A long speech for anyone, it was even more astonishing coming from Blake.
Kirk’s head still rested against the back of the chair, and his gaze turned on Brian. “You agree with your brother?”
With hooded eyes, Brian glanced from one adult to the other. And then nodded.
“So what do you guys think can be done to fix this?”

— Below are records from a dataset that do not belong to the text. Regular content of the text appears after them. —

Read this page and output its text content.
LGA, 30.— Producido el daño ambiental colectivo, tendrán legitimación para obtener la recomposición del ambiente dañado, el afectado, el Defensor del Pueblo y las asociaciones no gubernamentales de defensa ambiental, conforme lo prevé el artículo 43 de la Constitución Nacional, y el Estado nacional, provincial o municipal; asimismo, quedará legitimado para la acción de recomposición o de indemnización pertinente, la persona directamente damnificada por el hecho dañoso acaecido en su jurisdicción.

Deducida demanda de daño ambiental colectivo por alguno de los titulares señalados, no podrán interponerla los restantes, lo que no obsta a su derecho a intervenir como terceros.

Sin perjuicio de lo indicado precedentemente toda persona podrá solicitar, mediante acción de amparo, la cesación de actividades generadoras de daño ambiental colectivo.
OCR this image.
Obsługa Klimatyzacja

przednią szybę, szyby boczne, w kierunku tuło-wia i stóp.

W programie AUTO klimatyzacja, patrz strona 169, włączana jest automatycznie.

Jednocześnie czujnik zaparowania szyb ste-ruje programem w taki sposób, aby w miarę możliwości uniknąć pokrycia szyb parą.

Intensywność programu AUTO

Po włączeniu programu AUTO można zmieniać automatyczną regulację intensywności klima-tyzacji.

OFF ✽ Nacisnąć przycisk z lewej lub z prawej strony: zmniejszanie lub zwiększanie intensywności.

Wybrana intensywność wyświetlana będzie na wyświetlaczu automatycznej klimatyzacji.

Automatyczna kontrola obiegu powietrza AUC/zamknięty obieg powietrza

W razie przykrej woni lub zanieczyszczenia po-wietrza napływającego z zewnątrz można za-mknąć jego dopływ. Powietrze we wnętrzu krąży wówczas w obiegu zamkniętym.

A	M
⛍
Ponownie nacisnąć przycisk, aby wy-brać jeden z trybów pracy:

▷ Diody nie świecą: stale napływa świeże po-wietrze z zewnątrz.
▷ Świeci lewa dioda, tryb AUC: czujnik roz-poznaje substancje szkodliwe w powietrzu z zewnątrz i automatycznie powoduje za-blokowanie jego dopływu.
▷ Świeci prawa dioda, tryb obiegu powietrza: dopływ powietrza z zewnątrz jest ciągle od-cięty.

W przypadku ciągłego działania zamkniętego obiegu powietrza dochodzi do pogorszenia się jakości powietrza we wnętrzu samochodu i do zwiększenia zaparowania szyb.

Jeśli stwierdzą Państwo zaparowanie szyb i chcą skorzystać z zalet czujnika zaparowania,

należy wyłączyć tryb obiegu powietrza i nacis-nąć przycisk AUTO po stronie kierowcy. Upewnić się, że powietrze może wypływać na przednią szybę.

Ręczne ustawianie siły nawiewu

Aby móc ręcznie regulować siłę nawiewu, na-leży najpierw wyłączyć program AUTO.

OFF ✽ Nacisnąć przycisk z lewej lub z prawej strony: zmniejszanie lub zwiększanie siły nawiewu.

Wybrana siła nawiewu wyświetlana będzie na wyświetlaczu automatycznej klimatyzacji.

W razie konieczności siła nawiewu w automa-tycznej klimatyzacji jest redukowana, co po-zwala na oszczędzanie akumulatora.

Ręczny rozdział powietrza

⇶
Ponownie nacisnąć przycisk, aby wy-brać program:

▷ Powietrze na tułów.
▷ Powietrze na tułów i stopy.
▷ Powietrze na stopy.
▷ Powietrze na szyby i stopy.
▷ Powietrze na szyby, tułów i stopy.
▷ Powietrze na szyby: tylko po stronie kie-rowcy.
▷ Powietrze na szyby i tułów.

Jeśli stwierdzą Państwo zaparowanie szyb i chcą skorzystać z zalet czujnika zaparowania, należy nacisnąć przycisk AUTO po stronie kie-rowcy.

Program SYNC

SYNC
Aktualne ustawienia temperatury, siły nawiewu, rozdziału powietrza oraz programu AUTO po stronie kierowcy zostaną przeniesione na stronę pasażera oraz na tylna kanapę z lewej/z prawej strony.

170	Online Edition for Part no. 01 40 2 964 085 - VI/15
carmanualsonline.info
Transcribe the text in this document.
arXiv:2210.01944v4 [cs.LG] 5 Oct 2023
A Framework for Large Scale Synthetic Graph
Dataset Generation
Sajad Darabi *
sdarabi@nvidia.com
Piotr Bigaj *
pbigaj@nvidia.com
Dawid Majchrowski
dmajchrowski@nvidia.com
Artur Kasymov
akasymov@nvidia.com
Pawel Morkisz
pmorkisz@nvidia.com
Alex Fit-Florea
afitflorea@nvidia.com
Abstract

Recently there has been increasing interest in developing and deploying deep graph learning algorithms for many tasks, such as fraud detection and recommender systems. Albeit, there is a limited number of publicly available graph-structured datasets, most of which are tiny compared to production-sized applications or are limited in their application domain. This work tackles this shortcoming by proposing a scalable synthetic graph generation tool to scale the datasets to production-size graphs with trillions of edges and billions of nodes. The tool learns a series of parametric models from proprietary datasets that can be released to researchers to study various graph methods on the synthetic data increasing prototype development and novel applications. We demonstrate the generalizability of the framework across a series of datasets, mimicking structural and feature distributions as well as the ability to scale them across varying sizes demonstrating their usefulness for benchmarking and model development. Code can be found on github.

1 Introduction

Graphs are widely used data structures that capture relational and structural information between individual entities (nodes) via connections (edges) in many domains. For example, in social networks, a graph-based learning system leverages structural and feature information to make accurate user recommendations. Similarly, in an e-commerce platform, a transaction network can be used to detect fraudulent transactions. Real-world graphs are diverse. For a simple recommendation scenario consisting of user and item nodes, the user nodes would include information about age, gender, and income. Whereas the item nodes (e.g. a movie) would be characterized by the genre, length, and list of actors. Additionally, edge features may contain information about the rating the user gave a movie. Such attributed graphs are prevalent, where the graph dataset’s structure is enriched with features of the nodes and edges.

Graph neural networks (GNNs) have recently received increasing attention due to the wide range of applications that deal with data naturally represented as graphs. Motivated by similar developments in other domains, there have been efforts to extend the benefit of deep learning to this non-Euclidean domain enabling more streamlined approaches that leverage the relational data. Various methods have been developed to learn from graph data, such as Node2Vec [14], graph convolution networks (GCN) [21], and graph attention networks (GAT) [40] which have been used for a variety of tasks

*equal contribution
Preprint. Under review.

“I’m going to eat every meal every day for as long as I live,” Brian said with such vehemence Valerie almost smiled. In spite of the tears pressing at the backs of her eyes. And then he grinned. “Kind of hard for a guy to feel worthless when his own brother cares so much he gets sick about it.”
Valerie did smile then. But they weren’t through yet. “And I guess I’m going to be doing less and you guys are going to be doing more,” she said, knowing how difficult that would be. She’d been taking care of them single-handedly for twelve years. She’d had to. Giving that up was not going to come easy.
But perhaps it would make their lives easier. In the long run.
“There’s another thing bugging me, Mom,” Blake said. He looked at his twin and Brian nodded. “They’re going to split us up when we go into eighth grade next year,” he finished for his brother.
“Yeah,” Blake took up. “Mr. McDonald said we have to be on a whole different track from each other.”
“It means we won’t even be in the same classes.” Brian sounded as though he’d been sentenced to life in prison.